Published 7 August 2015

Russian government-backed hackers have managed to hack the Pentagon’s unclassified e-mail server used by the office of the Joint Chiefs. Military officials said Thursday that the sophistication of the attack shows that it has been conducted by hackers with the resources typically available only to states. The e-mail system was taken offline as soon as the intrusion was detected. The required cyber protection measures and security patches were all in place, but the attackers still managed to circumvent them and find a way into the network in a manner that U.S. government cyber experts had not seen before, senior Defense officials said.

Russian government-backed hackers have managed to hack the Pentagon’s unclassified e-mail server used by the office of the Joint Chiefs. Military officials said Thursday that the sophistication of the attack shows that it has been conducted by hackers with the resources typically available only to states.

The e-mail system was taken offline as soon as the intrusion was detected.

CNN reports that the attacks on the Pentagon’s e-mail system resembles the type of attacks launched by Chinese government hackers, this particular intrusion does not is not typical of Chinese hackers.

The spear phishing attack into the e-mail of the Pentagon’s Joint Staff “exposed a new and different vulnerability” than has been seen in the past, a senior Defense official told CNN.

For nearly two weeks, about 4,000 users on the Defense Department network had no access to their e-mail, as military cybersecurity experts were busy cleaning and rebuilding the network.

The military cybersecurity experts who worked on fixing the system said that the attackers were specifically targeting the Joint Staff in the hope of gaining valuable information, even though the e-mail system was used only for unclassified exchanges.

The Pentagon stressed that no classified networks were breached.
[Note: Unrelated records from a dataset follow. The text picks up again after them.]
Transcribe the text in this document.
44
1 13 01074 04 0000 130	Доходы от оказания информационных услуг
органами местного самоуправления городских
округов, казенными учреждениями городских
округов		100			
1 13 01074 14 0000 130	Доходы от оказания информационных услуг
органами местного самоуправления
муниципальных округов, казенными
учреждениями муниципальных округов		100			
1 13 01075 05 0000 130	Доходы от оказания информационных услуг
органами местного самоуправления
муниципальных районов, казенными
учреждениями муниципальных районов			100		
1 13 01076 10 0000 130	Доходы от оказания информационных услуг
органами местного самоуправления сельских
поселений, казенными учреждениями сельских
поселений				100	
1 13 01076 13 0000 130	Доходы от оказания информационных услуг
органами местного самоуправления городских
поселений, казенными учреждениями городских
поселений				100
Senior DoD officials said, though, that the spear phishing attack successfully penetrated the server at several points. The required cyber protection measures and security patches were all in place, but the attackers still managed to circumvent them and find a way into the network in a manner that U.S. government cyber experts had not seen before, senior Defense officials told CNN.

Defense Secretary Ashton Carter earlier this year blamed Russian hackers for infiltrating an unclassified Pentagon network. In April, U.S. officials said Russian government-backed hackers breached sensitive sections of the White House computer system. The Russian hackers managed to penetrate only the unclassified systems, but were able to glean sensitive information such as the President’s daily schedule.